Shawn D Aaron1, Katherine Vandemheen, Dean Fergusson, Mark Fitzgerald, Francois Maltais, Jean Bourbeau, Roger Goldstein, Andrew McIvor, Meyer Balter, Denis O'donnell.   

Abstract

BACKGROUND: There are no published studies that have assessed whether adding long-acting beta 2-agonist bronchodilators and/or inhaled steroids to chronic therapy with tiotropium would provide additional clinical benefit to patients with moderate to severe chronic obstructive pulmonary disease (COPD).

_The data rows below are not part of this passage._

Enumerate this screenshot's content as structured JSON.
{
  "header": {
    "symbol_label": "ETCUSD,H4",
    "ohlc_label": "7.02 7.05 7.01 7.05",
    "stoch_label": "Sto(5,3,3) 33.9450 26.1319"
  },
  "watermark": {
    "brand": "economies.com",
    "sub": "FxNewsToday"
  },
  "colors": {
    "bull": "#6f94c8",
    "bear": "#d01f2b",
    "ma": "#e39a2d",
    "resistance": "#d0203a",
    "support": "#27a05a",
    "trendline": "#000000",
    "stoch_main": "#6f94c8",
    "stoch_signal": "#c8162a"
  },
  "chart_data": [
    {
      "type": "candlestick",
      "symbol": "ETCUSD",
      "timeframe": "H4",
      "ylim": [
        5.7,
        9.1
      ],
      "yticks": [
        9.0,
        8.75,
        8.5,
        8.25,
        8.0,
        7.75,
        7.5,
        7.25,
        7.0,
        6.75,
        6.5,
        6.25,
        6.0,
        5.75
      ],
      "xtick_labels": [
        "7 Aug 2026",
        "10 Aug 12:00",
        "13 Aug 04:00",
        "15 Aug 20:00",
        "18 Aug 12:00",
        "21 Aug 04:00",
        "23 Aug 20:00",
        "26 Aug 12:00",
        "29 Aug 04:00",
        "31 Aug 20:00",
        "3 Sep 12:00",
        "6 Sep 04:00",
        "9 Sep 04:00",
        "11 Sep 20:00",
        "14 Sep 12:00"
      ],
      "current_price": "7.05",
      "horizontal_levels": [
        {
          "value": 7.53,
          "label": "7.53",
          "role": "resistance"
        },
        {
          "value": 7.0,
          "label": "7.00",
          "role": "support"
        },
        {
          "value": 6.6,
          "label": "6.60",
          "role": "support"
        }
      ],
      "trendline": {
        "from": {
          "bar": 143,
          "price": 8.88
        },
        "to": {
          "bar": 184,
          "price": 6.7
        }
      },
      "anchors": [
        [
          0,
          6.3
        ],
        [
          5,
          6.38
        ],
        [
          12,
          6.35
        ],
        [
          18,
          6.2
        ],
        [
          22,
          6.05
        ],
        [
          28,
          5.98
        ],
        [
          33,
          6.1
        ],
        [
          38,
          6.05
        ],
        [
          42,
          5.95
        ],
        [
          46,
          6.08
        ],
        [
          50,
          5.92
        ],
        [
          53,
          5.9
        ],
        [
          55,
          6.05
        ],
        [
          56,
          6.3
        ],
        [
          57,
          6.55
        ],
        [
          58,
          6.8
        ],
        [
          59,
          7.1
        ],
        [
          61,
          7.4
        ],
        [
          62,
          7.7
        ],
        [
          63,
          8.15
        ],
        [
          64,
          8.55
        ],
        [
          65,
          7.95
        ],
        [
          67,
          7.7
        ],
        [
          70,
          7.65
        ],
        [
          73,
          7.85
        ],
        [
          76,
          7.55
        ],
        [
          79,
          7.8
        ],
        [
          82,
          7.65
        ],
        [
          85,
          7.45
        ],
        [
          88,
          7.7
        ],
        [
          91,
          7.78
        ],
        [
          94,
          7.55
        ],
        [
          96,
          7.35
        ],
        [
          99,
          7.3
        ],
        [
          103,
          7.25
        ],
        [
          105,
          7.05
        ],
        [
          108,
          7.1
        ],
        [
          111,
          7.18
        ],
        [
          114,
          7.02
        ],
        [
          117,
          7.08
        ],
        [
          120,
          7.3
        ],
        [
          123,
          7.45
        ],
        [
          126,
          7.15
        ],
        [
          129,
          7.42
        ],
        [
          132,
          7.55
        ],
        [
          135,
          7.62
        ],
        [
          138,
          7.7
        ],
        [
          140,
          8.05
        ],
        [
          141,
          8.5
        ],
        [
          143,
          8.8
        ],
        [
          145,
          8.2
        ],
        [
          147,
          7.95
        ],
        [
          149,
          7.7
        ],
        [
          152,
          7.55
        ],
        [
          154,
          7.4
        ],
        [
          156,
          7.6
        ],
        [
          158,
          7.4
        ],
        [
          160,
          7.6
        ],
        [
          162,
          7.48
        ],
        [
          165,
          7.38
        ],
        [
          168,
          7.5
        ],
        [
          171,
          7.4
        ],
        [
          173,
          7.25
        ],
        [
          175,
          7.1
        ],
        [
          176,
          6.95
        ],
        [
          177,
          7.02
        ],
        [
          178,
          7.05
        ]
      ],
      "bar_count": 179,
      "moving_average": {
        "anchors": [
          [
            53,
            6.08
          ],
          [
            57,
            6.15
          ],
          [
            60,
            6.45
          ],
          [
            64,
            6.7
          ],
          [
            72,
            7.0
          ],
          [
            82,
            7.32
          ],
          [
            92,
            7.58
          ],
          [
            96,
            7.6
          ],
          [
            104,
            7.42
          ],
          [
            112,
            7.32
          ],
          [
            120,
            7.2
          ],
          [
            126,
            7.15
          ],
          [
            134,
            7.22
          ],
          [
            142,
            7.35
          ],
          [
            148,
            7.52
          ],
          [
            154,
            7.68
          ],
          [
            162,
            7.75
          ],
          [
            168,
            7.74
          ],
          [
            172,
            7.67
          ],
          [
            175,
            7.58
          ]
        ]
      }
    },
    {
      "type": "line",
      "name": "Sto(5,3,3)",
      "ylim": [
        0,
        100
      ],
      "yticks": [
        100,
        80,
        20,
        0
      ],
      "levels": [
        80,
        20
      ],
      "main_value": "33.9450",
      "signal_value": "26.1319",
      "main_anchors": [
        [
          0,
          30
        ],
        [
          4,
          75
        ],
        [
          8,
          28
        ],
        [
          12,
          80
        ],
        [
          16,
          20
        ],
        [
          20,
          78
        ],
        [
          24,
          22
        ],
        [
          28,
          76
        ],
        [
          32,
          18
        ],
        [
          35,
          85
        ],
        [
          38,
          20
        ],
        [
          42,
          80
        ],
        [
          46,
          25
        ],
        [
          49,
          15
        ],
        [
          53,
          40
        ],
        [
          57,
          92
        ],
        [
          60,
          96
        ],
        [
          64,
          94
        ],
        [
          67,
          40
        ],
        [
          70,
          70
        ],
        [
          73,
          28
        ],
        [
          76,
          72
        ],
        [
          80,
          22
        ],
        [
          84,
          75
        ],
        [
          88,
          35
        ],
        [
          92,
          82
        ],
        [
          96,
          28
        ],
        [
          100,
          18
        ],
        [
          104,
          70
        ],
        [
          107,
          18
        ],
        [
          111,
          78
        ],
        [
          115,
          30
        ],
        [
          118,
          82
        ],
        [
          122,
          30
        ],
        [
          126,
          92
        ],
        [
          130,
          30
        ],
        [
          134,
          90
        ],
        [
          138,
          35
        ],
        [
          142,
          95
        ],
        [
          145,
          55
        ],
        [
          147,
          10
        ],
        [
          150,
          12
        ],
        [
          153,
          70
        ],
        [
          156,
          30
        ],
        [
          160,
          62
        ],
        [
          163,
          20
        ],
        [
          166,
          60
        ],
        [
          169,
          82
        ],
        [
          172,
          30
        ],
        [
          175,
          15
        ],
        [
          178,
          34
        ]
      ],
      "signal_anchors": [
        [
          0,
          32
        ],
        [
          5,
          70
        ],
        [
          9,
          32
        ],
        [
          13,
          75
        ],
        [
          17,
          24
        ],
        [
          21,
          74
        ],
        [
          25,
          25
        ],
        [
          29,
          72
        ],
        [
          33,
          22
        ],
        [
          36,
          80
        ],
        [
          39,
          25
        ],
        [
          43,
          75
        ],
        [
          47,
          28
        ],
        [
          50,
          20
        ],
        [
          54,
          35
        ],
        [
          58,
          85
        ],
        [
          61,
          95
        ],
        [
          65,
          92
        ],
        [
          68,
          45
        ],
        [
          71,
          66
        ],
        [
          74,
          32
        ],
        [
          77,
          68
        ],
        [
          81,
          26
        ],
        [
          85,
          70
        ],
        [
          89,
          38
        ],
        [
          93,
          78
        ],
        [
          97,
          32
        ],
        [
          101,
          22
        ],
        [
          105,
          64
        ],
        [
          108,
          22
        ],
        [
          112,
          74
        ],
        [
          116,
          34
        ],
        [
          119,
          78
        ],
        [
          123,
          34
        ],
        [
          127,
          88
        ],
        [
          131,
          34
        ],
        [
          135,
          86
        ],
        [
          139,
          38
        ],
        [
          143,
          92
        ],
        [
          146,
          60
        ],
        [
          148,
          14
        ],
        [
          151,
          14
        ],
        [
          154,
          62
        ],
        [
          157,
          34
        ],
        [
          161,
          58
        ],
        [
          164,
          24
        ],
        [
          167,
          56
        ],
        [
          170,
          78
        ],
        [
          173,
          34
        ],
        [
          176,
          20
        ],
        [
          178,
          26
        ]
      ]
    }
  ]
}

METHODS: The Canadian Optimal Therapy of COPD Trial is a randomized, prospective, double-blind, placebo-controlled, multicentre trial funded by the Canadian Institutes of Health Research that has been designed to determine which combination of inhaled medications will most effectively prevent exacerbations and optimize disease-specific quality of life in patients with COPD. The trial is the first to evolve from the Canadian Thoracic Society Clinical Trials Group. The study will randomize 432 patients with moderate to severe COPD to one of three parallel treatment arms for 52 weeks: tiotropium and fluticasone/salmeterol; tiotropium and salmeterol; or tiotropium and placebo inhaler. The participants will be allowed to use salbutamol as required throughout the trial period. OUTCOMES: The primary outcome measure is the proportion of patients in the three treatment groups who experienced a respiratory exacerbation within 52 weeks of randomization. Other outcomes that will be assessed over the 52-week trial period will include: changes in disease-specific quality of life and changes in dyspnea, health care use and changes in lung function. A pharmacoeconomic analysis will also be performed to evaluate the cost of these therapies.

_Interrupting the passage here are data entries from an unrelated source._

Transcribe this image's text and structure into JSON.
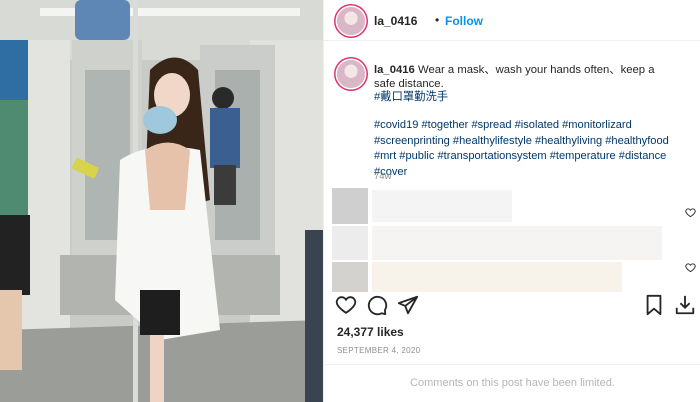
{
  "post": {
    "username": "la_0416",
    "follow_label": "Follow",
    "separator": "•",
    "caption_text": "Wear a mask、wash your hands often、keep a safe distance.",
    "caption_tag_zh": "#戴口罩勤洗手",
    "hashtags": "#covid19 #together #spread #isolated #monitorlizard #screenprinting #healthylifestyle #healthyliving #healthyfood #mrt #public #transportationsystem #temperature #distance #cover",
    "time_ago": "74w",
    "likes": "24,377 likes",
    "date": "SEPTEMBER 4, 2020",
    "comments_limited": "Comments on this post have been limited."
  },
  "icons": {
    "like": "heart-icon",
    "comment": "comment-icon",
    "share": "paper-plane-icon",
    "save": "bookmark-icon",
    "download": "download-icon",
    "comment_like": "small-heart-icon"
  },
  "colors": {
    "link_blue": "#0095f6",
    "hashtag": "#00376b",
    "muted": "#8e8e8e"
  }
}
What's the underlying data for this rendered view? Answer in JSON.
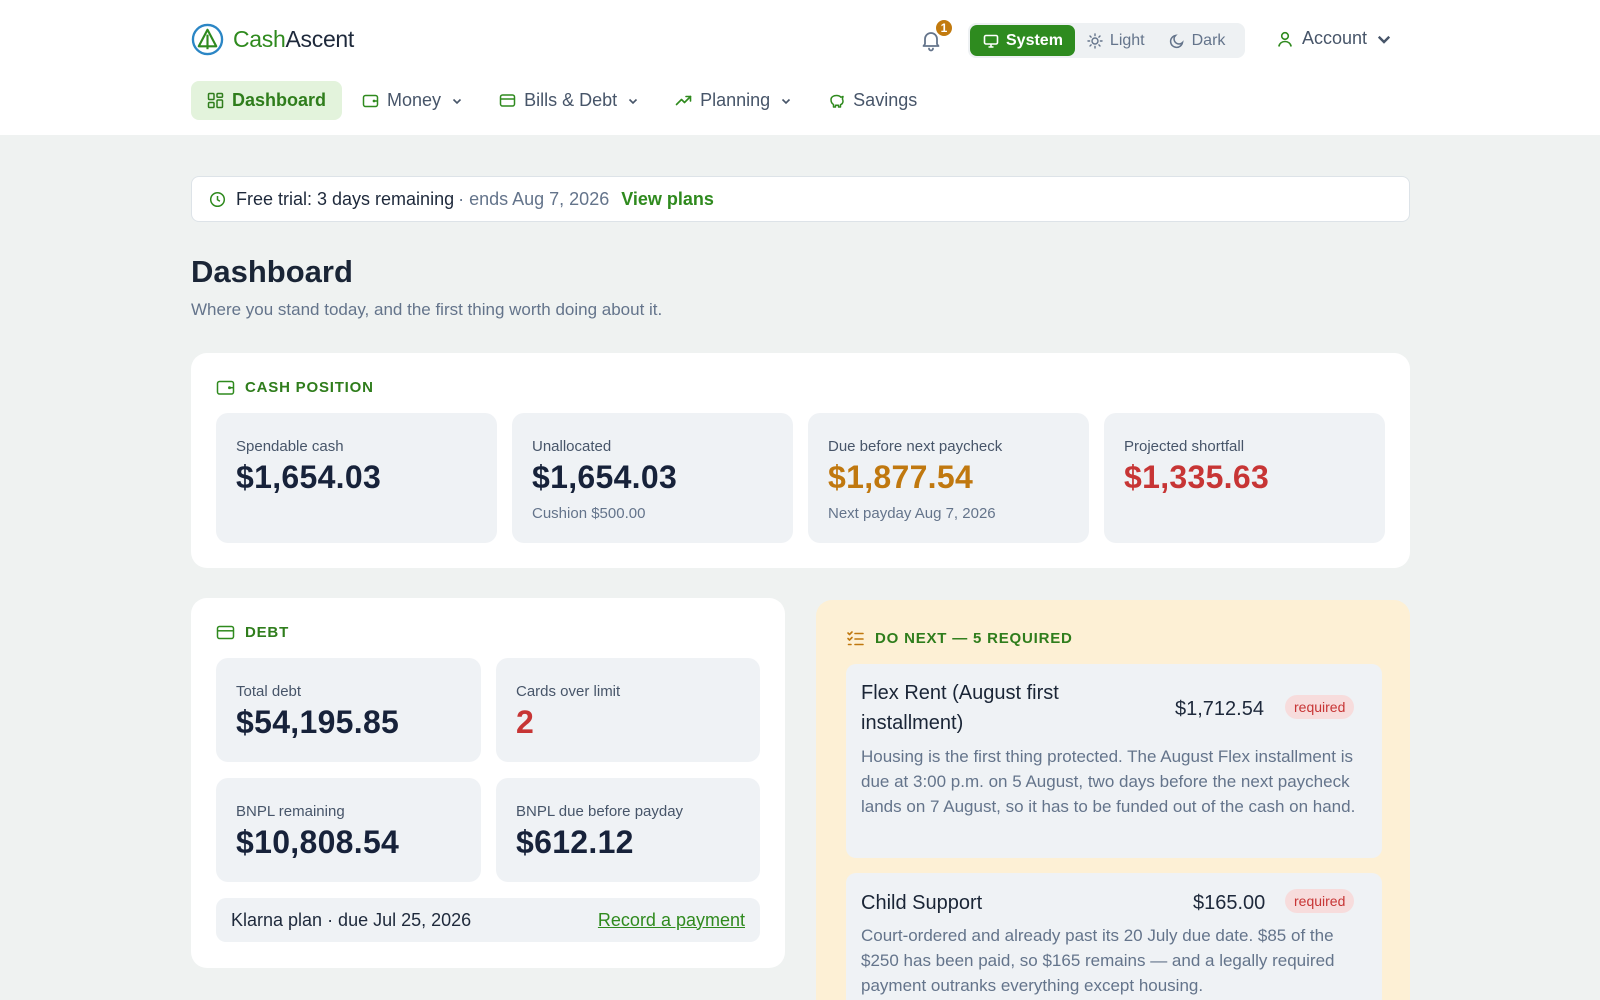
{
  "brand": {
    "name_part1": "Cash",
    "name_part2": "Ascent"
  },
  "notifications": {
    "count": "1"
  },
  "theme": {
    "system": "System",
    "light": "Light",
    "dark": "Dark"
  },
  "account": {
    "label": "Account"
  },
  "nav": {
    "dashboard": "Dashboard",
    "money": "Money",
    "bills": "Bills & Debt",
    "planning": "Planning",
    "savings": "Savings"
  },
  "trial": {
    "main": "Free trial: 3 days remaining",
    "ends": "· ends Aug 7, 2026",
    "link": "View plans"
  },
  "page": {
    "title": "Dashboard",
    "subtitle": "Where you stand today, and the first thing worth doing about it."
  },
  "cash_position": {
    "heading": "CASH POSITION",
    "spendable": {
      "label": "Spendable cash",
      "value": "$1,654.03"
    },
    "unallocated": {
      "label": "Unallocated",
      "value": "$1,654.03",
      "sub": "Cushion $500.00"
    },
    "due": {
      "label": "Due before next paycheck",
      "value": "$1,877.54",
      "sub": "Next payday Aug 7, 2026"
    },
    "shortfall": {
      "label": "Projected shortfall",
      "value": "$1,335.63"
    }
  },
  "debt": {
    "heading": "DEBT",
    "total": {
      "label": "Total debt",
      "value": "$54,195.85"
    },
    "over_limit": {
      "label": "Cards over limit",
      "value": "2"
    },
    "bnpl_remaining": {
      "label": "BNPL remaining",
      "value": "$10,808.54"
    },
    "bnpl_due": {
      "label": "BNPL due before payday",
      "value": "$612.12"
    },
    "klarna": {
      "text": "Klarna plan · due Jul 25, 2026",
      "link": "Record a payment"
    }
  },
  "do_next": {
    "heading": "DO NEXT — 5 REQUIRED",
    "tasks": [
      {
        "title_line1": "Flex Rent (August first",
        "title_line2": "installment)",
        "amount": "$1,712.54",
        "badge": "required",
        "body": "Housing is the first thing protected. The August Flex installment is due at 3:00 p.m. on 5 August, two days before the next paycheck lands on 7 August, so it has to be funded out of the cash on hand."
      },
      {
        "title_line1": "Child Support",
        "amount": "$165.00",
        "badge": "required",
        "body": "Court-ordered and already past its 20 July due date. $85 of the $250 has been paid, so $165 remains — and a legally required payment outranks everything except housing."
      }
    ]
  },
  "colors": {
    "brand_green": "#2f8a1e",
    "amber": "#c0780f",
    "red": "#c73535",
    "do_next_bg": "#fdf0d5"
  }
}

RESULTS: The study commenced recruitment in October 2003. It is currently operating at 22 centres across Canada and has randomized 137 patients during the first four months of recruitment. Recruitment is scheduled to continue until April 2005 or until 432 patients have been randomized.
CONCLUSION: The present randomized, placebo-controlled trial offers a unique opportunity to answer the question, what is the best combination of inhaled medications to use for COPD patients? It is hoped that optimal use of inhaled medications will improve patient health and quality of life, reduce patient respiratory exacerbations, and ultimately, reduce health care resource use.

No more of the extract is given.